As December 2001 began
I continued to reflect
I thought about the
choices I'd made
and all of my regrets
~
If I could have done
things differently
what would I have
changed?
Would it have made
a difference,
or would things have
been the same?
My parents arrived
for Christmas
and my 30th birthday
Laden with their gifts
of love
to celebrate my special
day ~
But shadowed by the
bushfires
burning near their
home
They still managed
to give me the best
of the love they've
always shown.
They went home early
this morning
after bringing me
birthday cheer
Knowing that they'll
do it again
same time again next
year ~
But this year it was
special
for it was my 30th
birthday
And nothing will ever
be the same
as the love I got
that day.
Looking back again
once more
over 30 years of my
life
I can now see that
what I am
is a faithful loving
wife ~
And as I reflect in
happiness
of what I've grown
to be
Yesterday I turned
30 ~
happy birthday to
me!
© Christina
1st January, 2002
"My birthday is on
New Year's Eve.
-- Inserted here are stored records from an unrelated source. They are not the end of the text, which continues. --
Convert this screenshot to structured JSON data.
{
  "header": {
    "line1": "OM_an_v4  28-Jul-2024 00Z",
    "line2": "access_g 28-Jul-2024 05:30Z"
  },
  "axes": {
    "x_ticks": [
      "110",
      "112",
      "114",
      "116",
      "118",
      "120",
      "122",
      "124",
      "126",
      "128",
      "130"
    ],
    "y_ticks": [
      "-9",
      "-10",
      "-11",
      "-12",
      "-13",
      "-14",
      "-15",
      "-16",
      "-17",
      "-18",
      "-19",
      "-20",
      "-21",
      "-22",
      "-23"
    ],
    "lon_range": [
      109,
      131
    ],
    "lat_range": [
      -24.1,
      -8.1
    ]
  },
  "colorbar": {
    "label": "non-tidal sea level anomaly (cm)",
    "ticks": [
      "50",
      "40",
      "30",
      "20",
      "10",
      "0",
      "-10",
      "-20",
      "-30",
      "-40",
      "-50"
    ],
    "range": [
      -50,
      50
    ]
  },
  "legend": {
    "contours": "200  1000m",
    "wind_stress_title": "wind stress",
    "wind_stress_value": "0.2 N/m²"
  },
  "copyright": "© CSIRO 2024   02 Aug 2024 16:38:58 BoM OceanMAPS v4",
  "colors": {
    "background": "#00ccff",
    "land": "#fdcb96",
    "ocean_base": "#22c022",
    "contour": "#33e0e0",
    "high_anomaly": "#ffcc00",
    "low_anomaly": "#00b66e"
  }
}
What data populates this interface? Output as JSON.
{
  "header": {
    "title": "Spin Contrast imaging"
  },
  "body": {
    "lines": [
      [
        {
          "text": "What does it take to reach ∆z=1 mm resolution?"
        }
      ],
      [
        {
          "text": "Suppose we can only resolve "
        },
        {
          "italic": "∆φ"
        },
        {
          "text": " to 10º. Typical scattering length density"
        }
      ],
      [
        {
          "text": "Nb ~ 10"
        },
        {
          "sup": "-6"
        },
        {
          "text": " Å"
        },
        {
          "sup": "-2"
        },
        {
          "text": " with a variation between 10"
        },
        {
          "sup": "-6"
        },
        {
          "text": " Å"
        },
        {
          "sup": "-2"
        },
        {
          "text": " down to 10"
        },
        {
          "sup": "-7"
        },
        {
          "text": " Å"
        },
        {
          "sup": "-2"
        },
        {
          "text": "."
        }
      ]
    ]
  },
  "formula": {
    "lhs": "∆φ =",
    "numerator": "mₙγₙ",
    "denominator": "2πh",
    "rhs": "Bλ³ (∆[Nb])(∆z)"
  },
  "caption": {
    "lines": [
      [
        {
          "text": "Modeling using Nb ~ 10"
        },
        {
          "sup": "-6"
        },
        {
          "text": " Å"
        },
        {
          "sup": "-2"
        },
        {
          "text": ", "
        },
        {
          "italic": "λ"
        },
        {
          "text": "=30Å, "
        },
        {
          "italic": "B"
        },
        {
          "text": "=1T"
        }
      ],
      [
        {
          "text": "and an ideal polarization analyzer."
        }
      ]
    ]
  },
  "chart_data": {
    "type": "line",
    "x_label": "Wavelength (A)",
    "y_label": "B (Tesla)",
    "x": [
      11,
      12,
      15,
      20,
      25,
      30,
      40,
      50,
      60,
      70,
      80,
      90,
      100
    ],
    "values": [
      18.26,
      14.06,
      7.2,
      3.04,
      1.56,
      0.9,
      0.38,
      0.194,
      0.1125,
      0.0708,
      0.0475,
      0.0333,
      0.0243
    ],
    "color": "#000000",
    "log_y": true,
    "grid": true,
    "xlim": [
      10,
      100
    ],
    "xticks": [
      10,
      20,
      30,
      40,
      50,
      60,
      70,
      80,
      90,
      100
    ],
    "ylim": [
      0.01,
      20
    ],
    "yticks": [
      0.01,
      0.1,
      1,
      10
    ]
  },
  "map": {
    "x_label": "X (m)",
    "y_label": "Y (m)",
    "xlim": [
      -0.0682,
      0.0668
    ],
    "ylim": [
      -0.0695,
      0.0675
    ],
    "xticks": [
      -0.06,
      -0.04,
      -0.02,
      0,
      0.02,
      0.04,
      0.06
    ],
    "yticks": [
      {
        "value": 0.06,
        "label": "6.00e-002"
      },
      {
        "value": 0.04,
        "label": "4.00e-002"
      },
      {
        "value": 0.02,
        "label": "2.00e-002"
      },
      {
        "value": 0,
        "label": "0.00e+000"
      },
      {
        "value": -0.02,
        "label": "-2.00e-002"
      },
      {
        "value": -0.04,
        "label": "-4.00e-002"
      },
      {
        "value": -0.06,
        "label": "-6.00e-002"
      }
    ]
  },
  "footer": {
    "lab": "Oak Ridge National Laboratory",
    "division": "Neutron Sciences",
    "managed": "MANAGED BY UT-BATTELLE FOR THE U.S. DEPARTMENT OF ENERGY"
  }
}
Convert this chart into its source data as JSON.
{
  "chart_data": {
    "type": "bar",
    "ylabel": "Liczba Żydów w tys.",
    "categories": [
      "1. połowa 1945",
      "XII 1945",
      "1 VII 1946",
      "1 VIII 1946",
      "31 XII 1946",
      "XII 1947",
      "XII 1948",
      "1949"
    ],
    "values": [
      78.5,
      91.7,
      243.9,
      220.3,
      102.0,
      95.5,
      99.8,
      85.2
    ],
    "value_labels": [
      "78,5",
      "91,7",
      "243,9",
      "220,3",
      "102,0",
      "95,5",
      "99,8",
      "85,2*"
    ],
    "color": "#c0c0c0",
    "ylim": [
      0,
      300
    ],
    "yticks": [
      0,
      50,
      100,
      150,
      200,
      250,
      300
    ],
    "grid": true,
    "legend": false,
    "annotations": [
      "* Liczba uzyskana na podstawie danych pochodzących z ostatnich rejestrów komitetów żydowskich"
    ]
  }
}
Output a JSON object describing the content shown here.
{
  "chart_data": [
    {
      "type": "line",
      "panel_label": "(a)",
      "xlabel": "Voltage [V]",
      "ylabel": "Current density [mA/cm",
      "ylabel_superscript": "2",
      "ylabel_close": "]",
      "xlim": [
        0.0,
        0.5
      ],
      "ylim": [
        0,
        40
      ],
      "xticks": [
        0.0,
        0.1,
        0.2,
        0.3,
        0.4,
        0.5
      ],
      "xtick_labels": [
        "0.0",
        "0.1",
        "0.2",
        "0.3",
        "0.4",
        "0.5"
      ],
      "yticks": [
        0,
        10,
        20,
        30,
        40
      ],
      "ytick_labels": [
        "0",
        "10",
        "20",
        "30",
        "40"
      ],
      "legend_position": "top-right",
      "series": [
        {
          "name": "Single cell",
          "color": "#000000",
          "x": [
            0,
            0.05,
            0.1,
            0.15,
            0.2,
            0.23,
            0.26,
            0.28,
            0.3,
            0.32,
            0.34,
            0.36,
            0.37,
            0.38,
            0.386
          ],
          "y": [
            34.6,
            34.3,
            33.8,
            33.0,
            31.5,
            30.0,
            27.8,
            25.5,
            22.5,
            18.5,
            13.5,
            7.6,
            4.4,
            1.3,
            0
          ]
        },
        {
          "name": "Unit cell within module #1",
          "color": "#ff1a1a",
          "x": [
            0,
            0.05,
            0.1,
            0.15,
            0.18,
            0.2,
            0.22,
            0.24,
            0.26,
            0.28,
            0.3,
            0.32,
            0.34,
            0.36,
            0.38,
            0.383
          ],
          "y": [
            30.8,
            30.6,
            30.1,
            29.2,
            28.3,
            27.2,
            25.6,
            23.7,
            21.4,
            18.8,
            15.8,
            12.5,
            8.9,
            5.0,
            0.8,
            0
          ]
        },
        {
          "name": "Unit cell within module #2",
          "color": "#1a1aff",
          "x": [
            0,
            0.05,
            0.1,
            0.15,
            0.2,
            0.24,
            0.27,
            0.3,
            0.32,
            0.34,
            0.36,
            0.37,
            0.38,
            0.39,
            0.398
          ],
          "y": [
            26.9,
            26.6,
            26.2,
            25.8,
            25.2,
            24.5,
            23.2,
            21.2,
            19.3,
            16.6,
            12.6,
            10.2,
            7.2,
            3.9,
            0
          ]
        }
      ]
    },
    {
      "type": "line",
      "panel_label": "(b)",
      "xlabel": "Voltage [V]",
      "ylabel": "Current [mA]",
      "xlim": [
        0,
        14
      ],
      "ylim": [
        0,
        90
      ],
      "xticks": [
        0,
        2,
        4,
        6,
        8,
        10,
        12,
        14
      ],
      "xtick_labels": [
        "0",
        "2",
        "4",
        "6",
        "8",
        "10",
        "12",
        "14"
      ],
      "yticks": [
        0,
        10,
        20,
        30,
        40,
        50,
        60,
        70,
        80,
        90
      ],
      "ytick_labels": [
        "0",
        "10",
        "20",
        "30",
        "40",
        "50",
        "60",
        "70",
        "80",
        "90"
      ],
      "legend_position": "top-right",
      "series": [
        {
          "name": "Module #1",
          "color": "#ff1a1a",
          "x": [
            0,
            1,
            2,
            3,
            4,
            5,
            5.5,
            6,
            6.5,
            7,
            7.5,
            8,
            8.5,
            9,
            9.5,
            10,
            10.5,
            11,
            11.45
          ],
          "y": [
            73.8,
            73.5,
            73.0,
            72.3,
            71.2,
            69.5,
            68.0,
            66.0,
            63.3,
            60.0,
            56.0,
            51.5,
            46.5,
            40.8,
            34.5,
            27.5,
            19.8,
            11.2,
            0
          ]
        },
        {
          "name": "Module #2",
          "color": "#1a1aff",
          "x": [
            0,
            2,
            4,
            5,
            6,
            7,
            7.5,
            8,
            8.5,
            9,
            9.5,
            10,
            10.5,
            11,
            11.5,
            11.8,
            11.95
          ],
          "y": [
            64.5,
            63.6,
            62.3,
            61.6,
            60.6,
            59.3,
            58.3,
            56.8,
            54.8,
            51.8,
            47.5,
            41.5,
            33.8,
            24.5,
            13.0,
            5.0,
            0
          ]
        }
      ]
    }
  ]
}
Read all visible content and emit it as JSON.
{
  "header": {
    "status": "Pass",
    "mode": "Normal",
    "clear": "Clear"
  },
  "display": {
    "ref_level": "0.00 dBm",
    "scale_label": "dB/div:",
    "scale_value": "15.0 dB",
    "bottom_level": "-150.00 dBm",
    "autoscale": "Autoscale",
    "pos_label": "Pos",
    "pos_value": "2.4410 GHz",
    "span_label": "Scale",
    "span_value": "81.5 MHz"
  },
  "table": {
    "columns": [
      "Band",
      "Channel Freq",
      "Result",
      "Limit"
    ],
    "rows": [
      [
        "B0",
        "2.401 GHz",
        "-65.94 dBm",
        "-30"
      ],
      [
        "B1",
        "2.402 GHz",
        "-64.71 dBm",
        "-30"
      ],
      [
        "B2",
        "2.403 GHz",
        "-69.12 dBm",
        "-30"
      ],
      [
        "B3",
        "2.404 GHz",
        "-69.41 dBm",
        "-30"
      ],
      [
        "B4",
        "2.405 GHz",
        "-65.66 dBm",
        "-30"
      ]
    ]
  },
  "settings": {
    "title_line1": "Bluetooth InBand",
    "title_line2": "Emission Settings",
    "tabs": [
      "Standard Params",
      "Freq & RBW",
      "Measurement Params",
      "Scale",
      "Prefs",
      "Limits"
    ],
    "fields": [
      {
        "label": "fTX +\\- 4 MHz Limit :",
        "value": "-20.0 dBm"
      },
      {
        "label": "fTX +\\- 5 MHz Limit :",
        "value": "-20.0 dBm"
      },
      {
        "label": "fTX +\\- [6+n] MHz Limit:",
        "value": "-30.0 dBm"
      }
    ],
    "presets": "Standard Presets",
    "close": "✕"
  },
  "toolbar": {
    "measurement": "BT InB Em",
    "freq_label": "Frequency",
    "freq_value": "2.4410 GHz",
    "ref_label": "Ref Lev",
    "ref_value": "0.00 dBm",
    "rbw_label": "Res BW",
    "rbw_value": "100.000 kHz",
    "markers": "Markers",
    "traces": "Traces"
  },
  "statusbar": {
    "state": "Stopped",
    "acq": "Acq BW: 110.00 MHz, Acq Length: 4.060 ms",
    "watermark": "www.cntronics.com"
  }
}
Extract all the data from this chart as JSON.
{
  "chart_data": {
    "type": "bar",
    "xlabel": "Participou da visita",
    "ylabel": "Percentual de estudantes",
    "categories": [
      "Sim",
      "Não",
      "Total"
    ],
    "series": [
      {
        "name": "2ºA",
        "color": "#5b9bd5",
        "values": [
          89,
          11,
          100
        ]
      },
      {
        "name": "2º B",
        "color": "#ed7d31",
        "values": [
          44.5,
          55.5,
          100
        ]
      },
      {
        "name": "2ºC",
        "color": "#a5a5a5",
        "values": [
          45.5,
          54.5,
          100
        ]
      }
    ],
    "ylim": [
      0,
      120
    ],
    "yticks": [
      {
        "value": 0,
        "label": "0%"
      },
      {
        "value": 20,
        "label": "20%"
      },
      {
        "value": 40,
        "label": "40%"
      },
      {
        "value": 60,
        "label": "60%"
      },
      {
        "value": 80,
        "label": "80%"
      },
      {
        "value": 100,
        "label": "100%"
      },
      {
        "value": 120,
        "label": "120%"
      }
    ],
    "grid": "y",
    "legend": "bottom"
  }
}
Wait! Before you say what a cool way to party
and so forth....stop and think just what you'd miss out on if your birthday
was New Year's Eve. No birthday party ON your birthday because
everyone is out celebrating New Year's Eve! You miss out on
decent birthday presents because everyone is all spent-out after Christmas,
or you get one present for BOTH Christmas and your birthday.
You can never really celebrate your birthday by going out for a quiet
dinner because the restaurant is either closed on New Year's Eve or all
booked out for parties that are having their own New Year's Eve celebrations.
You may think it is great, but try having your birthday then.
My birthday is NEVER my own ~ I share it with billions and billions of
other people celebrating New Year's Eve! And this year was a double
whammy as I turned 30! All the things I wanted to do
by the time I was 30 I hadn't done, so it was a crisis time for me.
This poem is a reflection of my life as I turn 30....all my hopes and dreams
and regrets. Maybe now my life will begin."